March 10th, 2020 / By: Gayla Sullivan / comments
The church is in trouble, enmeshed in what author Jen Wilkin called "a full-blown discipleship crisis" that is "predicated on a Bible literacy crisis." Wilkin's remarks came as she addressed some 230 women during the Monday afternoon session of the Empower conference, Feb. 24 at the Irving Convention Center in Las Colinas.
Wilkin, executive director of Next Gen Ministries at the Village Church in Flower Mound, urged her audience to disciple others by using personal and collaborative Bible study with the Great Commission mandate to “Go ye therefore and make disciples ...“
To portray this, she led the group through hand motions of the Ten Commandments for easy recall and gave a pop quiz of 20 Bible facts to help underscore the need for a discipleship environment within local churches to teach Bible truths.

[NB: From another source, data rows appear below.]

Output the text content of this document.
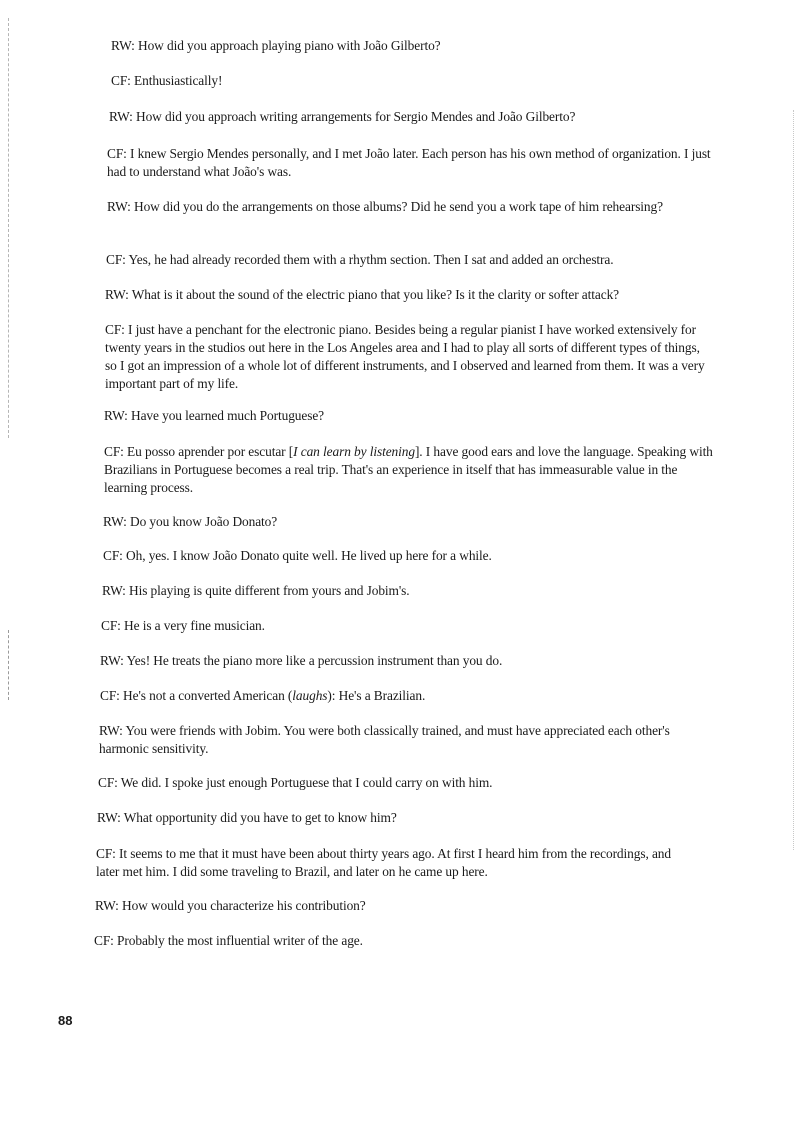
RW: How did you approach playing piano with João Gilberto?

CF: Enthusiastically!

RW: How did you approach writing arrangements for Sergio Mendes and João Gilberto?

CF: I knew Sergio Mendes personally, and I met João later. Each person has his own method of organization. I just had to understand what João's was.

RW: How did you do the arrangements on those albums? Did he send you a work tape of him rehearsing?

CF: Yes, he had already recorded them with a rhythm section. Then I sat and added an orchestra.

RW: What is it about the sound of the electric piano that you like? Is it the clarity or softer attack?

CF: I just have a penchant for the electronic piano. Besides being a regular pianist I have worked extensively for twenty years in the studios out here in the Los Angeles area and I had to play all sorts of different types of things, so I got an impression of a whole lot of different instruments, and I observed and learned from them. It was a very important part of my life.

RW: Have you learned much Portuguese?

CF: Eu posso aprender por escutar [I can learn by listening]. I have good ears and love the language. Speaking with Brazilians in Portuguese becomes a real trip. That's an experience in itself that has immeasurable value in the learning process.

RW: Do you know João Donato?

CF: Oh, yes. I know João Donato quite well. He lived up here for a while.

RW: His playing is quite different from yours and Jobim's.

CF: He is a very fine musician.

RW: Yes! He treats the piano more like a percussion instrument than you do.

CF: He's not a converted American (laughs): He's a Brazilian.

RW: You were friends with Jobim. You were both classically trained, and must have appreciated each other's harmonic sensitivity.

CF: We did. I spoke just enough Portuguese that I could carry on with him.

RW: What opportunity did you have to get to know him?

CF: It seems to me that it must have been about thirty years ago. At first I heard him from the recordings, and later met him. I did some traveling to Brazil, and later on he came up here.

RW: How would you characterize his contribution?

CF: Probably the most influential writer of the age.

88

Wilkin added an urgent plea to discern accurate biblical teaching as she asked, “How many women go to a Christian bookstore and pick up whatever’s on the shelf, trusting what’s in there because it has been baptized by Christian publishing, believing they are going to teach them the Bible? Something is wrong.”
She quoted Al Mohler, president of Southern Seminary, from an article, “The Scandal of Biblical Literacy” where researchers said, “Americans revere the Bible—but, by and large, they don’t read it. And because they don’t read it, they have become a nation of biblical illiterates. Fewer than half of all adults can name the four gospels. Many Christians cannot identify more than two or three of the disciples. According to data from the Barna Research Group, 60 percent of Americans can’t name even five of the Ten Commandments. Increasingly, America is biblically illiterate.”
“That was written in 2004, 16 years ago. It’s gotten worse,” Wilkin said.
She encouraged the crowd to “regain a pure definition for Bible study and to show honesty in moving forward to teach others to obey what he has commanded.”
“We’re all spending time in the Word, but not all of the ways that we’re approaching the Scriptures are yielding us a people who are quick on our feet when it comes to knowing what this sacred text says. Let’s see what we can do about it so that 16 years from now Al Mohler’s article might seem like a comical memory to us instead of an accurate indicator of the church today.”
“People don’t value things you lower the bar on,” Wilkin said, “They value the things you raise the bar on. Women are going to Whole 30; they can come to a 10-week Bible study.”
She went on to say, “We become what we behold. If we want to become like the Lord, we will behold him as often and as faithfully as possible and we will devote ourselves with discipline to the task of being conformed by the power of the Spirit.”
The session ended with Wilkin proclaiming that, “The Word of God is living and active and sharper than any two-edged sword. It will carve you up. It will render you whole. It will render you in the image of the one you were created to image in the first place.